Mulyanto meminta Pemerintah, dalam hal ini Kementerian ESDM, menyusun kebijakan dan program pengembangan ketahanan energi berdasarkan pada kepentingan energi nasional. Bukan sekedar ikut-ikutan tren dunia apalagi didikte pihak pemodal.
“Manajemen energi kita harus benar-benar berdasar pada national interest bukan sekedar latah atau didikte keinginan pihak luar. Karena ujung-ujungnya yang akan merugi dan menjadi korban adalah rakyat dengan menanggung harga energi yang mahal,” tegasnya.
“Dalam rangka mensejahterakan rakyat kita membutuhkan energi yang bersih dan murah. Apalagi sumber dayanya melimpah secara domestik,” imbuh Mulyanto.
Wakil Ketua FPKS DPR RI Bidang Industri dan Pembangunan ini menyebutkan sebagai bagian dari masyarakat internasional, Indonesia tentu harus mengikuti aturan main internasional yang telah disepakati bersama secara fair.
Namun di atas itu semua, kepentingan nasional terkait kesejahteraan masyarakat adalah yang utama. Jangan sampai Indonesia didikte dan dipaksa mengikuti kemauan pihak luar, apakah melalui pemboikotan bank-bank internasional terhadap PLTU atau melalui kebijakan-kebijakan lain yang dapat merugikan masyarakat.
“Kasus Inggris yang kembali ke batubara adalah contoh aktual untuk kita. Hukum besi dunia memang seperti itu.

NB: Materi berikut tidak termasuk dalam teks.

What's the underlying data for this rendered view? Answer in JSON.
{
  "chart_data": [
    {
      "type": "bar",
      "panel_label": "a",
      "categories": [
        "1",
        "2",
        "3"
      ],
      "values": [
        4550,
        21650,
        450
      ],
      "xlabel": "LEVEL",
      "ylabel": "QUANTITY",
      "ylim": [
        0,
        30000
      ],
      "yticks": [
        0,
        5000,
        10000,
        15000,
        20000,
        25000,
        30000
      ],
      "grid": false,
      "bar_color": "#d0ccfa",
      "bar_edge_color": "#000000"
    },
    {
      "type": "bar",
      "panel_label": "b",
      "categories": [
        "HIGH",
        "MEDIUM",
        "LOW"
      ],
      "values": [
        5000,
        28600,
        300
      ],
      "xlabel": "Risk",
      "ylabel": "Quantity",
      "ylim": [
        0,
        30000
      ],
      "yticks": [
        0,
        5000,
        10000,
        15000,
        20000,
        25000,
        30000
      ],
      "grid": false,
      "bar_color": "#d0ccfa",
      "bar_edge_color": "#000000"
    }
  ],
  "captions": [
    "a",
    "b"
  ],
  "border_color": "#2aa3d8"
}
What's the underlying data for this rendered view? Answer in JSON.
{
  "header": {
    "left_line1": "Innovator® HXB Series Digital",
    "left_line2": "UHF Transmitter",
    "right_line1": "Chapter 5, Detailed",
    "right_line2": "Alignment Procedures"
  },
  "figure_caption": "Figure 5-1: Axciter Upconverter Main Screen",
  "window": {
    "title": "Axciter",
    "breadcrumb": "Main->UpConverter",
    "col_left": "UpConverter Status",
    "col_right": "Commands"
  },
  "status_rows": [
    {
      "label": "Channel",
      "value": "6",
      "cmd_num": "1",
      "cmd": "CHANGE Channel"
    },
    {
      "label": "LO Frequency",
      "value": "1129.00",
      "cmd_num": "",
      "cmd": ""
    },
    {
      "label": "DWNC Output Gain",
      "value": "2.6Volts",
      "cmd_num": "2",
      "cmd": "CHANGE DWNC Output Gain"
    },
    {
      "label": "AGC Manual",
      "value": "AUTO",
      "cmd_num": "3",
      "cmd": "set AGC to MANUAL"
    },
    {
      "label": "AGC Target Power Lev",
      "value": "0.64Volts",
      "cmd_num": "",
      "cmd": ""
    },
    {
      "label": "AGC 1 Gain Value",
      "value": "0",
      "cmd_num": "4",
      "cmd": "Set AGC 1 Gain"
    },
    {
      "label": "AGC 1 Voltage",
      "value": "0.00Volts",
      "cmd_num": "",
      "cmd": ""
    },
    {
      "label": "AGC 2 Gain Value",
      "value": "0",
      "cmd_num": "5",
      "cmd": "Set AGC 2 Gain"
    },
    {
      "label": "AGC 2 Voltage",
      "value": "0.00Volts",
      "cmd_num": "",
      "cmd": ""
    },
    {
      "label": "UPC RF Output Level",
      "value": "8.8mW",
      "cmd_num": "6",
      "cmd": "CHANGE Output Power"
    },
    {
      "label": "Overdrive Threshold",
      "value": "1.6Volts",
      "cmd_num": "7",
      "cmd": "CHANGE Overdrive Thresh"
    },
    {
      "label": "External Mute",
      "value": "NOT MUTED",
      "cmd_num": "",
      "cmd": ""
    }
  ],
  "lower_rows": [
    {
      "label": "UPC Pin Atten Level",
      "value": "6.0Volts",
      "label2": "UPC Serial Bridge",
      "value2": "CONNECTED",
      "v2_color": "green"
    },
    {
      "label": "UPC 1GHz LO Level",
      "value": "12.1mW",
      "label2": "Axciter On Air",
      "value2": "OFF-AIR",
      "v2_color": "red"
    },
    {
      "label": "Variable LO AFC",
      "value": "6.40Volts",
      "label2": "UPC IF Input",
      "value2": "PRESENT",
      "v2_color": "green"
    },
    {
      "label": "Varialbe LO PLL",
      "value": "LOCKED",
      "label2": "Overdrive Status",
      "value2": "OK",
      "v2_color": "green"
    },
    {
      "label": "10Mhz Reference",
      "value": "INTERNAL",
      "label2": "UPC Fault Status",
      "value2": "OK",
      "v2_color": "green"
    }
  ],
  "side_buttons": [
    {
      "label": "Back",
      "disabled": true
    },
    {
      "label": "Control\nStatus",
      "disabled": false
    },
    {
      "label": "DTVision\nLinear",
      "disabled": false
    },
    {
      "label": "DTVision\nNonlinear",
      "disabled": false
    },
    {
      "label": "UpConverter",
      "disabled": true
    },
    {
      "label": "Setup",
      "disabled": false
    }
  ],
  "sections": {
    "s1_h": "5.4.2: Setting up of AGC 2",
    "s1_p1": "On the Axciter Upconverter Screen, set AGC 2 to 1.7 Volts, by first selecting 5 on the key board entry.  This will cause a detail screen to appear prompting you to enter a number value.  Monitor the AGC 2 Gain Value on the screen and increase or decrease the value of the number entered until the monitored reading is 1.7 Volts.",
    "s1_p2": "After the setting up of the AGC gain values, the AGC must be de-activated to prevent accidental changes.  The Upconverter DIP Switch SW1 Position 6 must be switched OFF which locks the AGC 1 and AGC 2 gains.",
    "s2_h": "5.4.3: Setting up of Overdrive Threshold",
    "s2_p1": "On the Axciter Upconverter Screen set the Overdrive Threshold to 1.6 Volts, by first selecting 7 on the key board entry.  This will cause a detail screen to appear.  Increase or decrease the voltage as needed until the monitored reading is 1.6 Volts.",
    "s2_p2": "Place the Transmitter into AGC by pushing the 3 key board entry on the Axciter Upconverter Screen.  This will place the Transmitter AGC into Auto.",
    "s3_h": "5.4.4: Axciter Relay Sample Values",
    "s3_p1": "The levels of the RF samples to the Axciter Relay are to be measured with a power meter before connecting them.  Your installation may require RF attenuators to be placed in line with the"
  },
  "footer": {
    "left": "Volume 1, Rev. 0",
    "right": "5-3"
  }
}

Di atas hukum internasional tetap ada hukum domestik, yakni nasional interest masing-masing negara,” kata Mulyanto.
“Tidak mungkin Inggris mengorbankan masyarakatnya demi komitmen atas energi bersih mereka. Tetap yang utama adalah kesejahteraan rakyat mereka. Setiap negara fokus untuk memperjuangkan kepentingan nasional mereka,” lanjutnya.
Berkaca dari hal itu, Mulyanto meminta Pemerintah Indonesia juga menempatkan kesejahteraan masyarakat sebagai prioritas.
“Kita pun harusnya demikian. Kesejahteraan masyarakat kita adalah hal yang utama. Ini adalah national interest yang diamanatkan dalam pembukaan Konstitusi kita. Jangan mau dicocok-hidung oleh pihak asing. Termasuk dalam masalah energi,” tandas Mulyanto.
Sebelumnya diberitakan dalam dua pekan belakangan Inggris mengalami krisis pasokan energi. Hal ini disebabkan karena tidak mulusnya proses transisi energi mereka dari pembangkit listrik batu bara ke gas. Akibatnya distribusi gas terganggu dan harga melambung, sehingga menyebabkan kelangkaan.
Akibat gangguan tersebut maka produksi energi menjadi terbatas. Masyarakat Inggris kalut dan melakulan aksi panic buying. Untuk mengatasi masalah tersebut Pemerintah Inggris akhirnya menetapkan kembali penggunaan batu bara untuk produksi energi.
Indonesia juga tengah intens membahas kebijakan transisi energi ini dengan meningkatkan porsi pembangkit listrik dari sumber EBT dan mengurangi peran energi fosil. Ditargetkan tahun 2060 Indonesia bebas dari emisi karbon.